GLOBAL VILLAGE 1-36, 1989. Aquatint, roulette and drypoint on smoked paper. 38-1/2 x 26-1/2", on Roma Fabriano Brown paper. Edition: 15. Printed by Crown Point Press.
I thought, since I was at this event, I'd record some of the notes that I took during hour-long series of Cage's musical musings, performed by the remarkable pianist (and Cage specialist) Julie Steinberg on a prepared piano that had bolts, screws and stones, as well as dry-erasers and other objects attached to its strings. I haven't edited much, just thrown down most of what I wrote, in the hopes you enjoy them. As always, feel free to comment - discussion is the root of invention!

1. Human beings need structure.

2. The challenge to the pianist is to try and find the plot in these plotless segments. Cage's widom (in part) was to divide the plotnessness he came upon through chance operations into segments that are at least small enough to be digestible (at most, pure enough to be intelligible).

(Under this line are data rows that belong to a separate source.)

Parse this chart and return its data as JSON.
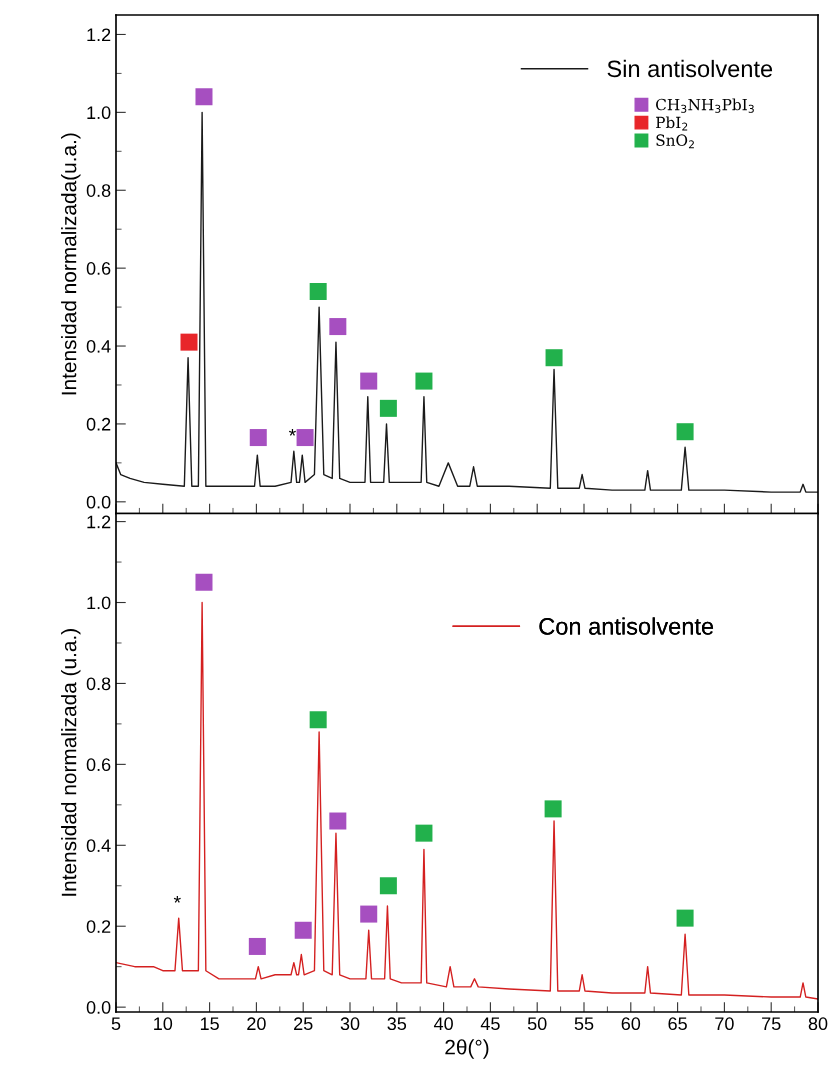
{
  "chart_data": [
    {
      "type": "line",
      "ylabel": "Intensidad normalizada(u.a.)",
      "xlim": [
        5,
        80
      ],
      "xticks": [
        5,
        10,
        15,
        20,
        25,
        30,
        35,
        40,
        45,
        50,
        55,
        60,
        65,
        70,
        75,
        80
      ],
      "ylim": [
        -0.03,
        1.25
      ],
      "yticks": [
        {
          "value": 0,
          "label": "0.0"
        },
        {
          "value": 0.2,
          "label": "0.2"
        },
        {
          "value": 0.4,
          "label": "0.4"
        },
        {
          "value": 0.6,
          "label": "0.6"
        },
        {
          "value": 0.8,
          "label": "0.8"
        },
        {
          "value": 1.0,
          "label": "1.0"
        },
        {
          "value": 1.2,
          "label": "1.2"
        }
      ],
      "tick_labels": "y",
      "legend": "top right",
      "grid": false,
      "annotations": [
        {
          "text": "*",
          "x": 24.0,
          "y": 0.13
        }
      ],
      "series": [
        {
          "name": "Sin antisolvente",
          "color": "#1a1a1a",
          "x": [
            5,
            5.5,
            6.5,
            8,
            10,
            12.3,
            12.7,
            13.1,
            13.8,
            14.2,
            14.6,
            16,
            19.8,
            20.1,
            20.4,
            22,
            23.7,
            24.0,
            24.3,
            24.6,
            24.9,
            25.2,
            26.2,
            26.7,
            27.2,
            28.1,
            28.5,
            28.9,
            30,
            31.6,
            31.9,
            32.2,
            33.6,
            33.9,
            34.2,
            35.2,
            37.6,
            37.9,
            38.2,
            39.5,
            40.5,
            41.5,
            42.8,
            43.2,
            43.6,
            47,
            51.4,
            51.8,
            52.2,
            54.5,
            54.8,
            55.1,
            58,
            61.5,
            61.8,
            62.1,
            65.4,
            65.8,
            66.2,
            70,
            75,
            78.1,
            78.4,
            78.7,
            80
          ],
          "values": [
            0.1,
            0.07,
            0.06,
            0.05,
            0.045,
            0.04,
            0.37,
            0.04,
            0.04,
            1.0,
            0.04,
            0.04,
            0.04,
            0.12,
            0.04,
            0.04,
            0.05,
            0.13,
            0.05,
            0.05,
            0.12,
            0.05,
            0.07,
            0.5,
            0.07,
            0.06,
            0.41,
            0.06,
            0.05,
            0.05,
            0.27,
            0.05,
            0.05,
            0.2,
            0.05,
            0.05,
            0.05,
            0.27,
            0.05,
            0.04,
            0.1,
            0.04,
            0.04,
            0.09,
            0.04,
            0.04,
            0.035,
            0.34,
            0.035,
            0.035,
            0.07,
            0.035,
            0.03,
            0.03,
            0.08,
            0.03,
            0.03,
            0.14,
            0.03,
            0.03,
            0.025,
            0.025,
            0.045,
            0.025,
            0.025
          ]
        },
        {
          "name": "CH$_{3}$NH$_{3}$PbI$_{3}$",
          "type": "scatter",
          "marker": "square",
          "color": "#a64fc0",
          "x": [
            14.4,
            20.2,
            25.2,
            28.7,
            32.0
          ],
          "values": [
            1.04,
            0.165,
            0.165,
            0.45,
            0.31
          ]
        },
        {
          "name": "PbI$_{2}$",
          "type": "scatter",
          "marker": "square",
          "color": "#e8262a",
          "x": [
            12.8
          ],
          "values": [
            0.41
          ]
        },
        {
          "name": "SnO$_{2}$",
          "type": "scatter",
          "marker": "square",
          "color": "#22b14c",
          "x": [
            26.6,
            34.1,
            37.9,
            51.8,
            65.8
          ],
          "values": [
            0.54,
            0.24,
            0.31,
            0.37,
            0.18
          ]
        }
      ]
    },
    {
      "type": "line",
      "ylabel": "Intensidad normalizada (u.a.)",
      "xlabel": "2θ(°)",
      "xlim": [
        5,
        80
      ],
      "xticks": [
        5,
        10,
        15,
        20,
        25,
        30,
        35,
        40,
        45,
        50,
        55,
        60,
        65,
        70,
        75,
        80
      ],
      "ylim": [
        -0.012,
        1.22
      ],
      "yticks": [
        {
          "value": 0,
          "label": "0.0"
        },
        {
          "value": 0.2,
          "label": "0.2"
        },
        {
          "value": 0.4,
          "label": "0.4"
        },
        {
          "value": 0.6,
          "label": "0.6"
        },
        {
          "value": 0.8,
          "label": "0.8"
        },
        {
          "value": 1.0,
          "label": "1.0"
        },
        {
          "value": 1.2,
          "label": "1.2"
        }
      ],
      "legend": "top right",
      "grid": false,
      "annotations": [
        {
          "text": "*",
          "x": 11.7,
          "y": 0.22
        }
      ],
      "series": [
        {
          "name": "Con antisolvente",
          "color": "#d42020",
          "x": [
            5,
            7,
            9,
            10,
            11.3,
            11.7,
            12.1,
            13.8,
            14.2,
            14.6,
            16,
            18,
            19.9,
            20.2,
            20.5,
            22,
            23.7,
            24.0,
            24.3,
            24.5,
            24.8,
            25.1,
            26.2,
            26.7,
            27.2,
            28.1,
            28.5,
            28.9,
            30,
            31.7,
            32.0,
            32.3,
            33.7,
            34.0,
            34.3,
            35.5,
            37.6,
            37.9,
            38.2,
            40.3,
            40.7,
            41.1,
            42.9,
            43.3,
            43.7,
            47,
            51.4,
            51.8,
            52.2,
            54.5,
            54.8,
            55.1,
            58,
            61.5,
            61.8,
            62.1,
            65.4,
            65.8,
            66.2,
            70,
            75,
            78.1,
            78.4,
            78.7,
            80
          ],
          "values": [
            0.11,
            0.1,
            0.1,
            0.09,
            0.09,
            0.22,
            0.09,
            0.09,
            1.0,
            0.09,
            0.07,
            0.07,
            0.07,
            0.1,
            0.07,
            0.08,
            0.08,
            0.11,
            0.08,
            0.08,
            0.13,
            0.08,
            0.09,
            0.68,
            0.09,
            0.08,
            0.43,
            0.08,
            0.07,
            0.07,
            0.19,
            0.07,
            0.07,
            0.25,
            0.07,
            0.06,
            0.06,
            0.39,
            0.06,
            0.05,
            0.1,
            0.05,
            0.05,
            0.07,
            0.05,
            0.045,
            0.04,
            0.46,
            0.04,
            0.04,
            0.08,
            0.04,
            0.035,
            0.035,
            0.1,
            0.035,
            0.03,
            0.18,
            0.03,
            0.03,
            0.025,
            0.025,
            0.06,
            0.025,
            0.02
          ]
        },
        {
          "type": "scatter",
          "marker": "square",
          "color": "#a64fc0",
          "x": [
            14.4,
            20.1,
            25.0,
            28.7,
            32.0
          ],
          "values": [
            1.05,
            0.15,
            0.19,
            0.46,
            0.23
          ]
        },
        {
          "type": "scatter",
          "marker": "square",
          "color": "#22b14c",
          "x": [
            26.6,
            34.1,
            37.9,
            51.7,
            65.8
          ],
          "values": [
            0.71,
            0.3,
            0.43,
            0.49,
            0.22
          ]
        }
      ]
    }
  ]
}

3. For the [same] sake of clarity, he often repeats a phrase more than once. This is an improvisation trick I also learned from Steve Mackey, who used to tell his improv students (myself included), "when in doubt, do it again," a musical version of the pep talk pointer and 13th Magical Secret, "Own It." Repetition makes sense, in both senses of 'make.'

4. Once in a while an old, familiar form shows up, too, by accident. An example: the weird, little musical formulation that sounds like the bit in the score for "The Wizard of Oz" that belongs to Glinda floating down in her bubble. But reference is certainly not enough, and repetition is only half the battle - it is Cage's organization of these snippets (and the wells of empathy in Steinberg's performance that lend them plot/emotive structure) that keeps the rapt audience rapt. Cage organizes his musical phrases like stones in a Zen garden: each rock is just a rock, devoid of meaning - it is one's own movement amid them that lends them power.

5. It's a question of memory. My own thoughts tend to cycle - a genetic, maybe, or cultural, a sex-linked, nurtured, common, or God-given quirk, who knows. Whatever the reason, while I listen to Cage I find my go-to way of listening is insufficient. Traditional Western music, (take Beethoven for example, or Sufjan Stevens) is constructed for the neurotic. While listening, you can put your mind on temporary auto-pilot, go back to any one element, and be satisfied that it is meant to be a part of the whole: whatever has happened was necessary to bring about whatever is happening now. In Cage's work, though, the music is organized in a totally egalitarian way, that renders this kind of jumping back and forth between memory and immediacy meaningless. I get the unsettling yet somehow deeply comforting feeling that whatever has happened could have been anything else. Although there's no epiphany, like in a great symphony or a really satisfying song, there is something very much like peace.